Since graduating in microbiology, I have worked in the food industry as a technical manager, and as a factory manager. But, approaching my mid-40s, I decided I wanted something else out of life, and I thought of teaching. I did a PGCE at Bath Spa University and have just finished my induction year.
Teaching is so satisfying when it goes right, although I can't say that happens every week. But when it does, there's a sense of achievement and you feel you're doing something, as opposed to producing millions of gateaux, or pork pies, and keeping Britain unhealthy.

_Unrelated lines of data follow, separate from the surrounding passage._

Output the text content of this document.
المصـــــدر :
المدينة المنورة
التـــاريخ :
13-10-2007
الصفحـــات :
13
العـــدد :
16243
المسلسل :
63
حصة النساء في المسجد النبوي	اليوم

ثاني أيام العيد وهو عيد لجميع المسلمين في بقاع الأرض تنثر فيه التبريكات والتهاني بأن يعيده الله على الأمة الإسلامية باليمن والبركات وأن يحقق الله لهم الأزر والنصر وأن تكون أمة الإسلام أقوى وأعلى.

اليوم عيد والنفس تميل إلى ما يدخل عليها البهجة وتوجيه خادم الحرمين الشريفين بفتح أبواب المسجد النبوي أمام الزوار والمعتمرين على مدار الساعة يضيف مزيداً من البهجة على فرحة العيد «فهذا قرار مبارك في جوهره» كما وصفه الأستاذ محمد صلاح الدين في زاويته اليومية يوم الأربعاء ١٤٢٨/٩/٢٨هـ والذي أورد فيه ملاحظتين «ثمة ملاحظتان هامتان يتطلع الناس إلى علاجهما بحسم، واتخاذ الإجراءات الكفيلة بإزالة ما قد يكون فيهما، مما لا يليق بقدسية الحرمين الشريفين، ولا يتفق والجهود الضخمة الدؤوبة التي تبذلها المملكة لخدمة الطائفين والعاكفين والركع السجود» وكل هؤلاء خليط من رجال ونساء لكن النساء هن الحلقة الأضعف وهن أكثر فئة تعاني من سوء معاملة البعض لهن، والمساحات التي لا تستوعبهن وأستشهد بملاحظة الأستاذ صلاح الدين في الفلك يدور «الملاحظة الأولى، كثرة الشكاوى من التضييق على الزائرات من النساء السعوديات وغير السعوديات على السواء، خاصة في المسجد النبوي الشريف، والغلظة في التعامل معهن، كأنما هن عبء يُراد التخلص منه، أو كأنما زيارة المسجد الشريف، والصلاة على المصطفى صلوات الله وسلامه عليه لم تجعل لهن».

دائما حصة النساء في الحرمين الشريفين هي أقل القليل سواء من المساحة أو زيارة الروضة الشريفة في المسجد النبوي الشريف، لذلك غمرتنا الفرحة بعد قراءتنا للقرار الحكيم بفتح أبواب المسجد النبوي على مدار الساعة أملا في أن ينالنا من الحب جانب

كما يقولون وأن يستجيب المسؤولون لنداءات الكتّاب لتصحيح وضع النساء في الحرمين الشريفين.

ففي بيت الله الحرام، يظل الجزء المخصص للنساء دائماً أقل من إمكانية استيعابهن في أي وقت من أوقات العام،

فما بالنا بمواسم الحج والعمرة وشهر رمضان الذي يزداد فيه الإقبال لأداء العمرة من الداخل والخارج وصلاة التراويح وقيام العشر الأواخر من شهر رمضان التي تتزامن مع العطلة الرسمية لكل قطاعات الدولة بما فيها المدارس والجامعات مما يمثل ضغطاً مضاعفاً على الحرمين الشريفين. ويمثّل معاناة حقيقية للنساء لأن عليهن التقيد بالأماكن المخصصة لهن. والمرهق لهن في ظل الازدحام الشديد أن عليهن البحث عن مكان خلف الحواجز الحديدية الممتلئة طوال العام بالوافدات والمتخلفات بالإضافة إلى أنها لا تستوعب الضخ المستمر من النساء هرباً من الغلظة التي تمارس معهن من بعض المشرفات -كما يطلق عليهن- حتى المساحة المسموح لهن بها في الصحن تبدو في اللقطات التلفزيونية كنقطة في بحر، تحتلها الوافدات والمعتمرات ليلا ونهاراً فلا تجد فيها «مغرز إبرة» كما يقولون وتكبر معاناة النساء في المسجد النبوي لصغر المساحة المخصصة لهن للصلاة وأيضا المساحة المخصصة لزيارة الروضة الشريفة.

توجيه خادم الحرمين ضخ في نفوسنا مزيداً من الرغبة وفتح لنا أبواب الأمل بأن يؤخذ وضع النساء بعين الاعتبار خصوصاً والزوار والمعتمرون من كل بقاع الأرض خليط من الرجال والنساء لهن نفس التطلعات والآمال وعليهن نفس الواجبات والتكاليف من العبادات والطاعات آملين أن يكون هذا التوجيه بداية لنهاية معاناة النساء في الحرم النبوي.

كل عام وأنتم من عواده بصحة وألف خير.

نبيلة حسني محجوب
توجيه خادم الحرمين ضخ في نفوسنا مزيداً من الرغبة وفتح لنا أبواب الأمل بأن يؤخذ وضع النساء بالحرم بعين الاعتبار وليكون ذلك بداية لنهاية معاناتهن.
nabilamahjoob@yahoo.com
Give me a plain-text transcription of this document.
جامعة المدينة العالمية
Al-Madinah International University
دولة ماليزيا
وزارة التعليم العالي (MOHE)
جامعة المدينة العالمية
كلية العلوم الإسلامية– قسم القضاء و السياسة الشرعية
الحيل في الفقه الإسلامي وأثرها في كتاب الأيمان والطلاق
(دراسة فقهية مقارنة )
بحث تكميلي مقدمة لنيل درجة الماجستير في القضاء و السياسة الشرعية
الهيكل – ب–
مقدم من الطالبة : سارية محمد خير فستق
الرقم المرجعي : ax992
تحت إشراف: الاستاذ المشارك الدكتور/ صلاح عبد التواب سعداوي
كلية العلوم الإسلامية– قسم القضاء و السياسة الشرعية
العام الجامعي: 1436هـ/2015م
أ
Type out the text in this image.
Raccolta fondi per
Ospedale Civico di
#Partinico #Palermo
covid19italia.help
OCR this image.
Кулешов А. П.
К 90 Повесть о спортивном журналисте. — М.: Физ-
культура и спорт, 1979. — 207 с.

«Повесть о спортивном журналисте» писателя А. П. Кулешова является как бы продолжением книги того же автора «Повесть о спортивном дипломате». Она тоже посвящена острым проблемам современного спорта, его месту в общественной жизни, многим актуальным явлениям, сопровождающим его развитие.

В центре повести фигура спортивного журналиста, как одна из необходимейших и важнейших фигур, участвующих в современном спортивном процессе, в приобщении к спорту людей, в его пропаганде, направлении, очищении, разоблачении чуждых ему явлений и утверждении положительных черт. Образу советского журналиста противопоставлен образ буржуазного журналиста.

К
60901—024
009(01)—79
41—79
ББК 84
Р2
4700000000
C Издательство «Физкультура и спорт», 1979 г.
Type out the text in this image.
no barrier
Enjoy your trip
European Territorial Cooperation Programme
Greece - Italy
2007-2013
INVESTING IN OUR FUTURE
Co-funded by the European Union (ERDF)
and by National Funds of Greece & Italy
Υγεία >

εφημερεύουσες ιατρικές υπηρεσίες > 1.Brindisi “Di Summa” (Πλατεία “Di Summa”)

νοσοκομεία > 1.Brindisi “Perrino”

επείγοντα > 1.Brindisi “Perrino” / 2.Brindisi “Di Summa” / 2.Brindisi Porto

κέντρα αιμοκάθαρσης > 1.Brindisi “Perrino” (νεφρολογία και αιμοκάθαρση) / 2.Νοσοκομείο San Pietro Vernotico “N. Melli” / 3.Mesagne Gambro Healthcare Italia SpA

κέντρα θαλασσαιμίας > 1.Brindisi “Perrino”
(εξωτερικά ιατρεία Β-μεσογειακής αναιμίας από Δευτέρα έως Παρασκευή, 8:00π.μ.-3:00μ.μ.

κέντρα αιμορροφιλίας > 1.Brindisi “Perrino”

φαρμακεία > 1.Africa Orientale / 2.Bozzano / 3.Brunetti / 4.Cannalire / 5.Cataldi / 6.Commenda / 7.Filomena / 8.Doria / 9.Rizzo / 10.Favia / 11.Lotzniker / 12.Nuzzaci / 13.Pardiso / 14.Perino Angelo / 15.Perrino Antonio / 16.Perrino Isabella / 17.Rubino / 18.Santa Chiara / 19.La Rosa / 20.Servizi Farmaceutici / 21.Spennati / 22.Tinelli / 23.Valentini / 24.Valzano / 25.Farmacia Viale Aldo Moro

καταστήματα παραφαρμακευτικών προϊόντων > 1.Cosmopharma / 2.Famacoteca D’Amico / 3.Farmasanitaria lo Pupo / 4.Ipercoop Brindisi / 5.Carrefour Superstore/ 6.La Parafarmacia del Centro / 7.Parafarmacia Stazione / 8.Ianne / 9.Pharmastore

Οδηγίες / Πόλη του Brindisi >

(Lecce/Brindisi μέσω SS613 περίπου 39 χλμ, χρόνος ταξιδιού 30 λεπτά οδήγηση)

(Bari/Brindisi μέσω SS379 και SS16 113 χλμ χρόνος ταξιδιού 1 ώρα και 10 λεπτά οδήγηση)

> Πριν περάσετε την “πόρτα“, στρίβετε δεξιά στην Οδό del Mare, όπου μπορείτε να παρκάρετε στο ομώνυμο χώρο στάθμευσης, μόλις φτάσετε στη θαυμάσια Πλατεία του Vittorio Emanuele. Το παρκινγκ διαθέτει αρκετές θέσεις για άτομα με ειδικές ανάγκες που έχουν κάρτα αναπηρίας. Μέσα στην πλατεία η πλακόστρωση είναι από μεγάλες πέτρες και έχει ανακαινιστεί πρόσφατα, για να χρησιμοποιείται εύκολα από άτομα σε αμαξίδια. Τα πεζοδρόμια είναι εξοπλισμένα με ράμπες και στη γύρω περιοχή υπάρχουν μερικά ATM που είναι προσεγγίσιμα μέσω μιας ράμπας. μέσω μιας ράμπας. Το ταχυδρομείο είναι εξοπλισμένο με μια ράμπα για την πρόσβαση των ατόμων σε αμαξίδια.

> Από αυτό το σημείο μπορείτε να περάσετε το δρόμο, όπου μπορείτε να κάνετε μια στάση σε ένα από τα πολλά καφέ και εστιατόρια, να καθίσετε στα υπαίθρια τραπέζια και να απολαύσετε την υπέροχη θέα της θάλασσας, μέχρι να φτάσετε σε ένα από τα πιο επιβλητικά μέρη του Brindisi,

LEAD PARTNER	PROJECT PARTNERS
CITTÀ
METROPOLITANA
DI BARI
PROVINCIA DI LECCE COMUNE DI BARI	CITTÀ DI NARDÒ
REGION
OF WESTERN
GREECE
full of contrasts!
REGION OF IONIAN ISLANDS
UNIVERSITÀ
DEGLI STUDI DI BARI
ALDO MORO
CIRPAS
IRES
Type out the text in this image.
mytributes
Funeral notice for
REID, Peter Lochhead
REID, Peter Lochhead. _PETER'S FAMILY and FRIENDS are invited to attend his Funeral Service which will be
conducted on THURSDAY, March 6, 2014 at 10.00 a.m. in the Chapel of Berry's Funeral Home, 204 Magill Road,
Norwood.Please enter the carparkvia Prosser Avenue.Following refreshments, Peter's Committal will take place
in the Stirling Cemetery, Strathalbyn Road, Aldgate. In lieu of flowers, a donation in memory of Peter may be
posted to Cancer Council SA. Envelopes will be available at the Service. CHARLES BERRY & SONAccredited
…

The first term goes quickly - you think you're never going to keep this up.
The second term is a bit slower. And in the summer term, you're starting to do things - but you're also seeing what you're not doing. The main challenge is controlling the bottom sets. When I did the PGCE, it wasn't a priority - that was a flaw in our training. I could see people with less experience in managing people coming unstuck. You've got to provide strategies. That's important, and if you can manage that environment, you can manage the learning.
The first few weeks are about getting good lessons, making sure you're delivering the content. I ask, 'What have they actually learned from my lesson?' And if I've missed a bit, I can always come back to it. It's looking at it from the kids' point of view.
Teaching is one profession where everyone rallies round and does their bit.
It's been superb after coming out of industry, where things don't quite work that way.
Geoff Bowman is a science NQT at the Ridgeway school in Swindon, Wiltshire.